Research story

How can we understand Parkinson's dementia better?

We still don’t know why Parkinson’s dementia happens. Dr Rimona Weil, a neurologist and neuroscientist at University College London, tells us about how she's using advanced neuroimaging to better understand this disease and ultimately help target the right treatments for the right people.

A woman talks to a patient and points at a screen showing images of a brain scan.
Credit:

Patrick Shepherd / Wellcome

Licence: All Rights Reserved

Dr Rimona Weil in her clinic.

Dr Rimona Weil

When I talk to patients who have Parkinson’s disease in my clinic, the one thing that terrifies them is that they could develop dementia. Their worries are not unfounded.  

Studies have found that nearly 50% of people with Parkinson’s disease will develop dementia within ten years of diagnosis. It's common to think about Parkinson's as a movement disorder. But actually, people with Parkinson's are six times more likely to get dementia than the general population

The problem is we don’t fully understand why this happens. In fact, at the moment, there are no treatments that change the course of Parkinson's. We've got good treatments that help with the symptoms, but they don't change the ultimate course of the disease. And if patients are beginning to develop dementia, we can't stop that either. 

That’s why I’m pursuing my current research.

Advanced neuroimaging to understand the brain 

To understand the disease, we must first have a better sense of what changes take place in the brains of people living with the condition. We can do this with the help of advanced neuroimaging. 

The aim of my research is to bring together advanced neuroimaging with measures of protein accumulation, or the build-up of proteins in the brain.  

The advanced imaging that I'm carrying out uses measures of brain connections and measures sensitive to brain iron. I'm also scanning using high-field MRI (or magnetic resonance imaging, used to form pictures of the body). This provides me with greater spatial resolution of the brain.  

I’m also using other approaches so that we can measure protein accumulation in the brain. To do this, I'm collecting blood and cerebrospinal fluid. I'm collaborating with chemists so that we can accurately measure the levels of proteins in people's blood and in their cerebrospinal fluid. Alongside this, I’m using PET imaging (or positron emission tomography, which produces 3D images of the inside of the body), which can directly measure particular proteins that build up in the brain. 

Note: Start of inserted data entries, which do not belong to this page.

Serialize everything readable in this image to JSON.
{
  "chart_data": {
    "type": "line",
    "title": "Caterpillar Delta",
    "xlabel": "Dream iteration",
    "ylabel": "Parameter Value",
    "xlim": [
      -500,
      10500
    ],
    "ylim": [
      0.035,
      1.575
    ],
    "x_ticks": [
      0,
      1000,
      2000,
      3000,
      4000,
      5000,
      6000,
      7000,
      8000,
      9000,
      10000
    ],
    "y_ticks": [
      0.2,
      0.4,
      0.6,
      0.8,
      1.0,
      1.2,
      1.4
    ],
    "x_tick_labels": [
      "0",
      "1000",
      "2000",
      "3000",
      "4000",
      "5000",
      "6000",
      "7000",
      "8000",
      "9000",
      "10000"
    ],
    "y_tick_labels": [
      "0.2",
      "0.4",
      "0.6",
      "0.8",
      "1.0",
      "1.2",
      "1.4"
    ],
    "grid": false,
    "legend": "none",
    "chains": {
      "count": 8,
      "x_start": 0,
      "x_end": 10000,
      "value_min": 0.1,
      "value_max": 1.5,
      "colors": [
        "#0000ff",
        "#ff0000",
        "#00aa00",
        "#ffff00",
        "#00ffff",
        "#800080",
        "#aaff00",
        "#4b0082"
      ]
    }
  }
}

Ultimately, my aim is to be able to identify which particular combination of proteins is building up in the brain for each patient, so we can understand that person’s disease better.

The right treatments for patients 

As new treatments are being developed, knowing which proteins are building up – and understanding the changes in the brain early on before the disease sets in – will help us target the right treatments for the right people. 

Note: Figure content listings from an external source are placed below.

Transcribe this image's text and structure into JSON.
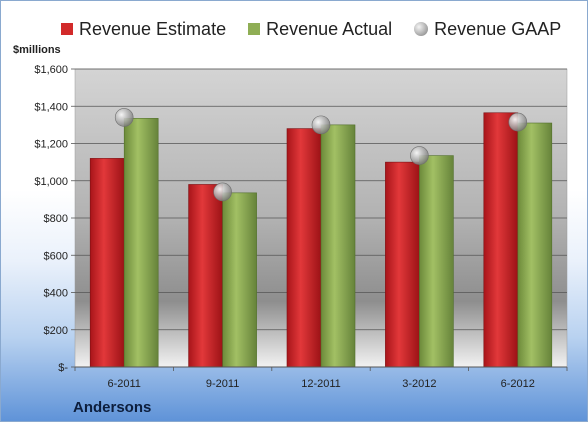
{
  "company": "Andersons",
  "chart_data": {
    "type": "bar",
    "ylabel": "$millions",
    "ylim": [
      0,
      1600
    ],
    "yticks": [
      0,
      200,
      400,
      600,
      800,
      1000,
      1200,
      1400,
      1600
    ],
    "ytick_labels": [
      "$-",
      "$200",
      "$400",
      "$600",
      "$800",
      "$1,000",
      "$1,200",
      "$1,400",
      "$1,600"
    ],
    "categories": [
      "6-2011",
      "9-2011",
      "12-2011",
      "3-2012",
      "6-2012"
    ],
    "grid": true,
    "legend": "top",
    "series": [
      {
        "name": "Revenue Estimate",
        "type": "bar",
        "color": "#d22a2a",
        "values": [
          1120,
          980,
          1280,
          1100,
          1365
        ]
      },
      {
        "name": "Revenue Actual",
        "type": "bar",
        "color": "#8fae55",
        "values": [
          1335,
          935,
          1300,
          1135,
          1310
        ]
      },
      {
        "name": "Revenue GAAP",
        "type": "scatter",
        "color": "#a8a8a8",
        "values": [
          1340,
          940,
          1300,
          1135,
          1315
        ]
      }
    ]
  }
}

The work that I'm doing will have wider relevance for other causes of neurodegeneration. My work is focused on Parkinson's dementia, but my findings will have applications for other dementias and potentially for other neurological conditions. 

I'm doing this research because, ultimately, I want to be able to slow the progression of Parkinson's dementia by targeting the right treatments to individual patients. I also want to bring some of the advanced imaging measures we are using in my research into clinical pipelines, so that we can monitor disease progression in patients who are seen in the clinic. 

My aim is that one day, when I’m seeing a patient in my clinic, and I'm worried they're developing Parkinson's dementia, that I'd be able to say to that specific person: 'Well, you have this particular pattern of changes. So this new treatment that's been developed would be right for you.'

Thinking big 

As well as doing advanced imaging – using two different MRI scanners – I'm also using PET imaging, measures of proteins in the plasma and cerebrospinal fluid and also MEG (magnetoencephalography, which measures or maps brain activity through magnetic fields generated in the brain). Together, these different modalities will provide information across a range of spatial scales. I will do this in people living with the condition to address the same question: how does dementia happen in Parkinson’s? 

All this is possible because of Wellcome’s Discovery Research Career Development Awards. The award has allowed me to be ambitious about the questions that I'm asking and think much more broadly. 

Wellcome funding allows me quite a lot of flexibility and that's what's really attractive about this award. It allowed me to apply for it as a clinician and as a scientist. It was flexible in terms of time – this is an eight-year project – and it's also flexible in terms of the questions that I'm asking. 

Through discovery science, I am able to work on this really important research question that addresses the real-world problem of Parkinson's dementia. Hopefully, this work can ultimately help ease some of that worry among patients by helping to target the right treatments to the right patients at an early stage in their disease progression. 

  • Dr Rimona Weil

    Neurologist and Neuroscientist

    University College London

    Dr Rimona Weil is a neurologist and neuroscientist at University College London working on understanding how dementia happens in Parkinson's disease. Her research makes use of advanced neuroimaging to understand what changes take place in the brains of people living with the condition. This work is funded through our Discovery Research Career Development Awards.